Artificial Intelligence Nanodegree

Introductory Project: Diagonal Sudoku Solver

Question 1 (Naked Twins)

Q: How do we use constraint propagation to solve the naked twins problem?
A: The “naked twins constraint” is used as an additional strategy to reduce the search space at each search step. This is similar to the “eliminate” and “only choice” strategies that were implemented earlier. For each unit, we remove digits that are part of the naked twins found in the same unit.

Question 2 (Diagonal Sudoku)

Q: How do we use constraint propagation to solve the diagonal sudoku problem?
A: The current model implements a nice abstraction about “units”, which are related constraints over boxes in the grid. By adding a vector of units for diagonals (DUNITS), we can extend the pruning of each strategy without changing their code.

Install

This project requires Python 3.

We recommend students install Anaconda, a pre-packaged Python distribution that contains all of the necessary libraries and software for this project. Please try using the environment we provided in the Anaconda lesson of the Nanodegree.

Optional: Pygame

Optionally, you can also install pygame if you want to see your visualization. If you’ve followed our instructions for setting up our conda environment, you should be all set.
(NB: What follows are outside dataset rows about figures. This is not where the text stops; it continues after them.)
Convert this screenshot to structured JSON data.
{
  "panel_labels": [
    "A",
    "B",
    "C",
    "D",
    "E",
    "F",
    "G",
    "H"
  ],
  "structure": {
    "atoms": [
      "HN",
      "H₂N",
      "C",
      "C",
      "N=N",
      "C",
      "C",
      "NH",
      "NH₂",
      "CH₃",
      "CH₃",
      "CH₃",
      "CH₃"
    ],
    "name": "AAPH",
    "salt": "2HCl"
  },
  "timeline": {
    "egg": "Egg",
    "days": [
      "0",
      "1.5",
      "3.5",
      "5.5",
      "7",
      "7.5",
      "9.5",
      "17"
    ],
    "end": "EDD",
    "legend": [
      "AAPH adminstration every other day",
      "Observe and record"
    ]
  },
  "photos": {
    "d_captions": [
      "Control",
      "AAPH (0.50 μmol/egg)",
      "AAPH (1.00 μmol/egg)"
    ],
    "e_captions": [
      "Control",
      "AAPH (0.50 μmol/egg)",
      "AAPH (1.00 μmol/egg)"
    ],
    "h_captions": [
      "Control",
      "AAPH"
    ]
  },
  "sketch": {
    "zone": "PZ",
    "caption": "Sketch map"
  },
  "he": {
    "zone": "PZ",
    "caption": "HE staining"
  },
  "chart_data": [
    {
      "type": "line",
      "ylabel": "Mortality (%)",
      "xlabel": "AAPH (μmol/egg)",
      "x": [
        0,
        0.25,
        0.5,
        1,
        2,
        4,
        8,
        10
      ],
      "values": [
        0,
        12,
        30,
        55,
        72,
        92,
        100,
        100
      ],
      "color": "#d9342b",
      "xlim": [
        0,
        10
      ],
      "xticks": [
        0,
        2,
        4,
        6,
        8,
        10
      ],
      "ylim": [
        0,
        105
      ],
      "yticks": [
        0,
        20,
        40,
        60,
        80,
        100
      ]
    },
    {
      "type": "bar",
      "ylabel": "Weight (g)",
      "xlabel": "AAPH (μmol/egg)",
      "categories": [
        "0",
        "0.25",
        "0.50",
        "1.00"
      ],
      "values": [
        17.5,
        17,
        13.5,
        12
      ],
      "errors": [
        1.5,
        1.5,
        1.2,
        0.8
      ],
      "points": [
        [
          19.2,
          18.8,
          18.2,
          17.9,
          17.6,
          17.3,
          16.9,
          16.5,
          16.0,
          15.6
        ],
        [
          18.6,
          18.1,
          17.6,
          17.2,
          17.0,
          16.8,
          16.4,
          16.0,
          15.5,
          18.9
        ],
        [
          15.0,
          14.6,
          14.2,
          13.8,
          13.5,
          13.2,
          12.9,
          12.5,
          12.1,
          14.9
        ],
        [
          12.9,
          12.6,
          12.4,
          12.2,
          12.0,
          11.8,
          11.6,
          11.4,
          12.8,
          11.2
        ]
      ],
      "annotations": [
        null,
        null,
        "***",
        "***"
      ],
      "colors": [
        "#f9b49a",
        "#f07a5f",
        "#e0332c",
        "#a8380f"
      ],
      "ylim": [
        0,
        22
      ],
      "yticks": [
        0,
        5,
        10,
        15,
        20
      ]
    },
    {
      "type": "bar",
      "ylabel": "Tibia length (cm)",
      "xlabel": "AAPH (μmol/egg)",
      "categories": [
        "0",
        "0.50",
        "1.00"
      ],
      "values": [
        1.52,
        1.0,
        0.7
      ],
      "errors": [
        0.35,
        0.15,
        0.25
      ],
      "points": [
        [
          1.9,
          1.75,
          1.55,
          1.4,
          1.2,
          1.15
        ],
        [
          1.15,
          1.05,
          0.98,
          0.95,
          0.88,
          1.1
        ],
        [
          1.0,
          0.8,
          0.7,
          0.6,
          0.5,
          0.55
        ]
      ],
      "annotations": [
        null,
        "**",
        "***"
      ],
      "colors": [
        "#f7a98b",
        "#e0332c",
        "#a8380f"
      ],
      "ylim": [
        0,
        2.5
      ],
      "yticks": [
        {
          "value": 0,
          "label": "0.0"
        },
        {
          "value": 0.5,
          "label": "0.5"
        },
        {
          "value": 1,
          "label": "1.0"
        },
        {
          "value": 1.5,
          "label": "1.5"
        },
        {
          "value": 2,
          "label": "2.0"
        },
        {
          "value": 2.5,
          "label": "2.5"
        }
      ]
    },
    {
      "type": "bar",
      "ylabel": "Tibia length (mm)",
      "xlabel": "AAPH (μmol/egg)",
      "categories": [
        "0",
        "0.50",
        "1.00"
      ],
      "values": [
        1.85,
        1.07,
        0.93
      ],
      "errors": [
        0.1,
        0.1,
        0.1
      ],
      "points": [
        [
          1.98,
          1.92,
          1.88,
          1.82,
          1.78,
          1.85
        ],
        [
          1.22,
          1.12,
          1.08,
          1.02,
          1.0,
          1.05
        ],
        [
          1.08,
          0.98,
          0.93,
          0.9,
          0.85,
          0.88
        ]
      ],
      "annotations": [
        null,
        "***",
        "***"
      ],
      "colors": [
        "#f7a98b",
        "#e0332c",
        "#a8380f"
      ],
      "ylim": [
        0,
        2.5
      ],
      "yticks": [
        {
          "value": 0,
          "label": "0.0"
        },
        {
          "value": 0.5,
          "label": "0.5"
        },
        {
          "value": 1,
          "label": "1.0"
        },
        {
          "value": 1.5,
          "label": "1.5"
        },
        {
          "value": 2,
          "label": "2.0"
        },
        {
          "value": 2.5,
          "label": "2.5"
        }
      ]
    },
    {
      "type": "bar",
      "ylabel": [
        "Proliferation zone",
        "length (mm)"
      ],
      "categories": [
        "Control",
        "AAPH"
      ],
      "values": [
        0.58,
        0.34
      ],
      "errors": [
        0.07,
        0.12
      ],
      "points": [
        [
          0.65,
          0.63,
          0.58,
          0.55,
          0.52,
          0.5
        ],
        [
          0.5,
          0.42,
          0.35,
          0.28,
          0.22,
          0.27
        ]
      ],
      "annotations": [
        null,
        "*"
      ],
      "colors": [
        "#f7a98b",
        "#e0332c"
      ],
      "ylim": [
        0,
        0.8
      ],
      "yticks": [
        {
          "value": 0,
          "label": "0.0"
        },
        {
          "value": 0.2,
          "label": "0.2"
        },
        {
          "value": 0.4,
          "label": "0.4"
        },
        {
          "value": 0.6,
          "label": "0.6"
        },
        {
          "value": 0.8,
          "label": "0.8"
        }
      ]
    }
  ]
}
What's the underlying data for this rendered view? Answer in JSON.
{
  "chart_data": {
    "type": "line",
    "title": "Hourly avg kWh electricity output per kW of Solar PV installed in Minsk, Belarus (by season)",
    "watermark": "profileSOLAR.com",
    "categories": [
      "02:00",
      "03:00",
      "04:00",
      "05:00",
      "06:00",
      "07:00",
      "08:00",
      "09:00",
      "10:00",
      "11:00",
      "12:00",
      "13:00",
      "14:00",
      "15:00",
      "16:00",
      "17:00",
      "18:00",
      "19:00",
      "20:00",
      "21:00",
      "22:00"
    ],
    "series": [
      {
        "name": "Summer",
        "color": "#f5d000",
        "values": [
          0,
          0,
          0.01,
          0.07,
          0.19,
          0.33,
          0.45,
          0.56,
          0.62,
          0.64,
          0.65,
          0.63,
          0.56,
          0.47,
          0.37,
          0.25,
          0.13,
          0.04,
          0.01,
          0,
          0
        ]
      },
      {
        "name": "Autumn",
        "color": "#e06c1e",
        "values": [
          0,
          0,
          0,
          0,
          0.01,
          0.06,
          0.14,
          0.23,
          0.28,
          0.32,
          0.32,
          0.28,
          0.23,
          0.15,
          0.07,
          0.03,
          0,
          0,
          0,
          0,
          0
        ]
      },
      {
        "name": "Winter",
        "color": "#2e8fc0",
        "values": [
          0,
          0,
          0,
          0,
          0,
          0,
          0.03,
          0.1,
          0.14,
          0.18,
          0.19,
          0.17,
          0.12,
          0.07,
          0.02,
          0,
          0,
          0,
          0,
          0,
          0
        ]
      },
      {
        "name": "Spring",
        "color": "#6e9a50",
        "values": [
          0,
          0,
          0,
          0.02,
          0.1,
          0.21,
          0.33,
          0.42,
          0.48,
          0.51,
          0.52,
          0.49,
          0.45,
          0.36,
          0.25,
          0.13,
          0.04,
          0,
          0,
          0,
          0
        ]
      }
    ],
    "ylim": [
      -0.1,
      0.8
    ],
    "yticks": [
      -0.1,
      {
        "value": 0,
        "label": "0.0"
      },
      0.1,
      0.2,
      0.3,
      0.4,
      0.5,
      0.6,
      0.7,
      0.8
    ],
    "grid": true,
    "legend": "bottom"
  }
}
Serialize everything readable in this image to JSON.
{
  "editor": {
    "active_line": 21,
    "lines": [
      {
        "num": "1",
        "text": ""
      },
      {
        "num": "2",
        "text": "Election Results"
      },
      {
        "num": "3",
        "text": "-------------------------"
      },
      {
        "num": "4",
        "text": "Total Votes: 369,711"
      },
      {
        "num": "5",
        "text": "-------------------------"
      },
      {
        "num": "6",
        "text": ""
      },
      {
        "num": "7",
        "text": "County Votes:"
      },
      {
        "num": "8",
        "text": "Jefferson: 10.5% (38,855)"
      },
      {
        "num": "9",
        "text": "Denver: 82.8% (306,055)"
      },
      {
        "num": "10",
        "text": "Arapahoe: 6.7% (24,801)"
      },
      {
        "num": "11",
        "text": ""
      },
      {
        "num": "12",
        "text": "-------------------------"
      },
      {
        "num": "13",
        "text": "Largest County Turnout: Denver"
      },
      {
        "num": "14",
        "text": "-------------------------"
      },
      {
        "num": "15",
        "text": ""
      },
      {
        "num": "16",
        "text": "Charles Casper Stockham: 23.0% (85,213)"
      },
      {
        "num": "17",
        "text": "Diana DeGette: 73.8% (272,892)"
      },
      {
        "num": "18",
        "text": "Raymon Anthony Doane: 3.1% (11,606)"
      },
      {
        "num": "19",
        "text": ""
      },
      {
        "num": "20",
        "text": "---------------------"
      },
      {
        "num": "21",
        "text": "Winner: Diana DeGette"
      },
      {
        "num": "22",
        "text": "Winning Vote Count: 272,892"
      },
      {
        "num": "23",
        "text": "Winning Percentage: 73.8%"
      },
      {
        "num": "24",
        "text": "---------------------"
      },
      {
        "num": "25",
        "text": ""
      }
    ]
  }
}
If not, please see how to download pygame here.

Code

  • solutions.py - You’ll fill this in as part of your solution.
  • solution_test.py - Do not modify this. You can test your solution by running python solution_test.py.
  • PySudoku.py - Do not modify this. This is code for visualizing your solution.
  • visualize.py - Do not modify this. This is code for visualizing your solution.

Visualizing

To visualize your solution, please only assign values to the values_dict using the assign_values function provided in solution.py

Data

The data consists of a text file of diagonal sudokus for you to solve.